Via Cavezzali 11, una storia di speculazione, sfruttamento e degrado

Via Cavezzali 11, una storia di speculazione, sfruttamento e degrado

Una volta era un albergo a 5 stelle, si chiamava Jolly Inn costruito alla fine degli anni sessanta, trasformato
poi in residence. A partire dagli inizi degli anni ’90 il residence, composto da circa 200 miniappartamenti,
viene abbandonato in quanto necessitava di grossi interventi di adeguamento alla legge 626. Il proprietario
dell’immobile era l’INPDAI (Istituto Nazionale di Previdenza Dirigenza Aziendale e Industriale).

Nel gennaio 2001 l’edificio viene messo all’asta, ma l’asta del 13 marzo 2001 va deserta. Pochi mesi dopo il
Residence viene acquistato da una società immobiliare che, data una ripulita formale, lo mette in vendita a
prezzi molto appetibili dalla speculazione. Da questo momento segue una girandola di amministratori
giudiziari nominati dal tribunale civile e di guardie private, con una situazione di degrado che si accentua di
anno in anno senza soluzione di continuità, e che purtroppo sfocia anche in un omicidio (nel 2016) di un
cittadino marocchino, da parte di un vigilante, e in diversi episodi di incendi più o meno dolosi che vedono
coinvolte e intossicate decine di persone, compresi bambini. Dal 2014 riprendono in modo più insistente le
richieste di intervento al Prefetto e il Consiglio di Zona chiede di attivare la procedura della requisizione e
contestuale chiusura dell’immobile.

Nell’ultima decina di anni non si contano più gli interventi di sgombero, più o meno estesi, da parte di
Polizia Locale e Polizia di Stato, gli interventi di parziale messa in sicurezza igienica e sanitaria dello stabile, i
sopralluoghi di AMSA, Vigili del Fuoco, ASL ecc. che non hanno però mai portato a una soluzione definitiva
della situazione.

Come movimento politico e cittadini impegnati sul territorio, seguiamo il caso dell’immobile di via Cavezzali
11 da parecchi anni; abbiamo dedicato molte energie e tempo per cercare soluzioni che potessero invertire
il processo di degrado e frenare l’illegalità e la pericolosità di questo luogo. Abbiamo fatto appello agli
organi competenti affinché si facessero carico di una situazione divenuta ormai insostenibile per chi abita in
quello stabile e per i cittadini residenti nel quartiere.

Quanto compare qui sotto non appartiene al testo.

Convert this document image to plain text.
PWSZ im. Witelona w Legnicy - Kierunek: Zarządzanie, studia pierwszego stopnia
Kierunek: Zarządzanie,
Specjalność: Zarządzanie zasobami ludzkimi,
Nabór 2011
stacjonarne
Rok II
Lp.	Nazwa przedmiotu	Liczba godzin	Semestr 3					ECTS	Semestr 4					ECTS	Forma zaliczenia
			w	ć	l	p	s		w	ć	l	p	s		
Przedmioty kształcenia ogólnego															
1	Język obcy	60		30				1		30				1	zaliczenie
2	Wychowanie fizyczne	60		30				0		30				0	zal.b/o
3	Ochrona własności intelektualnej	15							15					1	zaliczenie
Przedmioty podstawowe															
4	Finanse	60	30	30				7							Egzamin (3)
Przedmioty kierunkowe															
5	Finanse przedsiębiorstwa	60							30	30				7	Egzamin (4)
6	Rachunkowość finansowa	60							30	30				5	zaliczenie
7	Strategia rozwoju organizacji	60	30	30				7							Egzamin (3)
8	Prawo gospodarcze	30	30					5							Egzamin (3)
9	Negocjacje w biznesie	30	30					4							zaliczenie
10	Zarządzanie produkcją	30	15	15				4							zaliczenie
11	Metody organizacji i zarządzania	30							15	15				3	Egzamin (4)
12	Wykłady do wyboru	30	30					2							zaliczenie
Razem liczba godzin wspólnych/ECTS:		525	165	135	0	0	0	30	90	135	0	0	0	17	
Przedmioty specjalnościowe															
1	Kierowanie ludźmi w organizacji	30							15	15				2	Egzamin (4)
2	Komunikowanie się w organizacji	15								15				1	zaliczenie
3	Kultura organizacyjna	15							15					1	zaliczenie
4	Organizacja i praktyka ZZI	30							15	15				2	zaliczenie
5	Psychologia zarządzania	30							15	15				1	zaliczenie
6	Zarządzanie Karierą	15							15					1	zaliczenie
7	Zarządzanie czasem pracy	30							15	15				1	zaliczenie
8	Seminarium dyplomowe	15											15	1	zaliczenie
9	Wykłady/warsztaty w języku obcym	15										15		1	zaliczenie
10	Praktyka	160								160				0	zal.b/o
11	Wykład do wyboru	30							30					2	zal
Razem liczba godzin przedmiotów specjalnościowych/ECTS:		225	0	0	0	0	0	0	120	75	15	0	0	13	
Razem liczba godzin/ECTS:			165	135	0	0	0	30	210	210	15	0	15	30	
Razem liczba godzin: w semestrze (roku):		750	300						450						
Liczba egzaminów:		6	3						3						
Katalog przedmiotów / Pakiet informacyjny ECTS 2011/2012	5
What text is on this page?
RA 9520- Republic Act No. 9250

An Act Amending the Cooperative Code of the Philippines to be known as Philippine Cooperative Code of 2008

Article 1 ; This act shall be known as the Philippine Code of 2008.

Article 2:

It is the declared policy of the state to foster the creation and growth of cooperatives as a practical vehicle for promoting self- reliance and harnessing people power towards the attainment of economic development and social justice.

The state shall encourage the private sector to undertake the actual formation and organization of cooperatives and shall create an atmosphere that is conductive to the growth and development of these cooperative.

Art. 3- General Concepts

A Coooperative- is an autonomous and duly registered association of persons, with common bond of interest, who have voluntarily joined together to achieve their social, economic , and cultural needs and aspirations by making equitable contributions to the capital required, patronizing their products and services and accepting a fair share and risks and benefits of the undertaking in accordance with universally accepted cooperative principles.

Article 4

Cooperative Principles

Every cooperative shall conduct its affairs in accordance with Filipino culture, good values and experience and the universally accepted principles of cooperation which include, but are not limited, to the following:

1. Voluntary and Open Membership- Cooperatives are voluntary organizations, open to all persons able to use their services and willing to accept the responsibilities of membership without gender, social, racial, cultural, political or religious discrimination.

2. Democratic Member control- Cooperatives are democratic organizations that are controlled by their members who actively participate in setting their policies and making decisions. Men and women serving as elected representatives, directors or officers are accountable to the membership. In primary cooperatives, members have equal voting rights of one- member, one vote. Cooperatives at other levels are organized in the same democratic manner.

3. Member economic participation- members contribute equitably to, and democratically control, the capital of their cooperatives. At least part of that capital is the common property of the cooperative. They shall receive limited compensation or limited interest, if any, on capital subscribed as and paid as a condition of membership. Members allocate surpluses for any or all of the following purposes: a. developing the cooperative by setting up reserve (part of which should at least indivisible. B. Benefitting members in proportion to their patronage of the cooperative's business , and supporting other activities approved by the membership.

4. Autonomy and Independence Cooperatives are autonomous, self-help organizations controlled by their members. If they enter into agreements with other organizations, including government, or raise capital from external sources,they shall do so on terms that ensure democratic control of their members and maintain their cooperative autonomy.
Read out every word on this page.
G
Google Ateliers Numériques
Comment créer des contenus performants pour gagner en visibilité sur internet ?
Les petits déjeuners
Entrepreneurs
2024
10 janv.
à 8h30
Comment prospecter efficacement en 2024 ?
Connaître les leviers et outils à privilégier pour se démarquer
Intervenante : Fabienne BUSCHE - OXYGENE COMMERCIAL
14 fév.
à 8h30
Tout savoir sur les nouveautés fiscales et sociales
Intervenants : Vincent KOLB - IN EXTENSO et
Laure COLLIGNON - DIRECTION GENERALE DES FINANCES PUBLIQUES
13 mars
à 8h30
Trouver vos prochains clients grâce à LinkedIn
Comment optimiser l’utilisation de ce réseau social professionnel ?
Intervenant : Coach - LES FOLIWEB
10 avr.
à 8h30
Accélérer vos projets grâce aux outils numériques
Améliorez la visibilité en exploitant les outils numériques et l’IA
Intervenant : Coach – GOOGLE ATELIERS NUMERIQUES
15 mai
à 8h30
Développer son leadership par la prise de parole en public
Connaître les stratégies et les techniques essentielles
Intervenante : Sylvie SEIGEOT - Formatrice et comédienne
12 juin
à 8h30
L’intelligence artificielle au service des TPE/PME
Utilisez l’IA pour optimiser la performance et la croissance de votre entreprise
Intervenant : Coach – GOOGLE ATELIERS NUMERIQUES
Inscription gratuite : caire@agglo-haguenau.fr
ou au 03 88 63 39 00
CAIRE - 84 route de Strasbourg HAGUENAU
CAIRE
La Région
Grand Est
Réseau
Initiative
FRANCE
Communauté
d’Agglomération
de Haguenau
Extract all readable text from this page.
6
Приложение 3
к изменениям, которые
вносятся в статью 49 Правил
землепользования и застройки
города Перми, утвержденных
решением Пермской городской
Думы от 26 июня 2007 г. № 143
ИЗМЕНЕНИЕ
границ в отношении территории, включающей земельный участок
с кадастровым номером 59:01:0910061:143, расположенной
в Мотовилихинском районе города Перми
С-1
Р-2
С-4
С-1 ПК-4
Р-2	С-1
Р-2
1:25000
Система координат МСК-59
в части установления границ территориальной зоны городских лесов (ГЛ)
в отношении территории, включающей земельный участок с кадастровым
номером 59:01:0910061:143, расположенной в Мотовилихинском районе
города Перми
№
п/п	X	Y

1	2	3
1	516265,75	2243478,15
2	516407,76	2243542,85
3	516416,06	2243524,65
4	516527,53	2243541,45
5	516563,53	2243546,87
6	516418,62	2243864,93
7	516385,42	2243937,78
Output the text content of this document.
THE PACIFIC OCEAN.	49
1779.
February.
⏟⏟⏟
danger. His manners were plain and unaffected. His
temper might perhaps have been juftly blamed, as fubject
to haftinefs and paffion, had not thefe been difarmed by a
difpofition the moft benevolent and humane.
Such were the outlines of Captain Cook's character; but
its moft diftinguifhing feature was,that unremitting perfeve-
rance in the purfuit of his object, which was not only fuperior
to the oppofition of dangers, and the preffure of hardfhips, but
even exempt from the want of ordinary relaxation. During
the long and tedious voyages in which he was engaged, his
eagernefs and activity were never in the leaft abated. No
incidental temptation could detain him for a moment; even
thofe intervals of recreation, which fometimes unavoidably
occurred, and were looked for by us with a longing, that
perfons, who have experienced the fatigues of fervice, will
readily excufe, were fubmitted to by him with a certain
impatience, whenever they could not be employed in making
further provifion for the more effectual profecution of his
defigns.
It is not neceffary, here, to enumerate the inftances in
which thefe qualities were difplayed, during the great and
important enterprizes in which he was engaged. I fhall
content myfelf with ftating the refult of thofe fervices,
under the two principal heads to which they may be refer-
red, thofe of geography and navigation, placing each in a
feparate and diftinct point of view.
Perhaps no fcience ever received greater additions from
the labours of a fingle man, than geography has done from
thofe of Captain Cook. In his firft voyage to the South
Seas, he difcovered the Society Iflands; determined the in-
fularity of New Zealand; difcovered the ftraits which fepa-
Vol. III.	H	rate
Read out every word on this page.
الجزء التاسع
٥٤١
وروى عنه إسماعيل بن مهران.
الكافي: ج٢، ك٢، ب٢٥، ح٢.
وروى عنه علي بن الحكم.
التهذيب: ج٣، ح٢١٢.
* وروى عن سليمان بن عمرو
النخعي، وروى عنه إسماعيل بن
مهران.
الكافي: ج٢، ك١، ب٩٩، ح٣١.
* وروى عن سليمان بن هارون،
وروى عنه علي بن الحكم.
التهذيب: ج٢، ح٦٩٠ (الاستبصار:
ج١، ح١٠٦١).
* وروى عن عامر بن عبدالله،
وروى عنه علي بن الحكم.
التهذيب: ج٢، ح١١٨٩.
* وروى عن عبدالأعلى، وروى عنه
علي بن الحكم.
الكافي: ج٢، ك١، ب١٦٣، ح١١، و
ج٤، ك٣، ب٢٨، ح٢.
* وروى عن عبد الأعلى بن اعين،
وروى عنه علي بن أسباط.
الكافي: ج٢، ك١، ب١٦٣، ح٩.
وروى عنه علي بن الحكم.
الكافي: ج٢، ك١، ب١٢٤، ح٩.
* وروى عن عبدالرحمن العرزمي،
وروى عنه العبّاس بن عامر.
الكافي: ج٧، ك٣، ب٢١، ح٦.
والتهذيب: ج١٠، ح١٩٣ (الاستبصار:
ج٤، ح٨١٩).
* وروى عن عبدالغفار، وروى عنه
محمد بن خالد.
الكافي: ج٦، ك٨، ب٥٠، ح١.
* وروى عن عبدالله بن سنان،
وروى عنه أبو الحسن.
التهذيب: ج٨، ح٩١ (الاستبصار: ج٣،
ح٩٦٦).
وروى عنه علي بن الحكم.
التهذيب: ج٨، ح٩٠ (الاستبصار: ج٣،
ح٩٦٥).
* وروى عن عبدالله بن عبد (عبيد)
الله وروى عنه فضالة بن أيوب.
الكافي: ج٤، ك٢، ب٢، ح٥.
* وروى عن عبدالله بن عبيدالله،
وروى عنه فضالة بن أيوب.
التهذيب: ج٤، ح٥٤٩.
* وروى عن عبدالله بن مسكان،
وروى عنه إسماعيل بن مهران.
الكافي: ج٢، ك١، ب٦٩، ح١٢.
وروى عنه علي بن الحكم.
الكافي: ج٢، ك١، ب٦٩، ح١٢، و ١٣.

Una situazione non più sostenibile, che Milano e i milanesi non possono accettare o nascondere. Non
invochiamo sgomberi che lascerebbero troppe persone in mezzo alla strada ma non risolverebbero la
situazione. Chiediamo un intervento di messa in sicurezza dello stabile: per garantire l’integrità fisica di
chi ci vive e la sicurezza sociale del quartiere.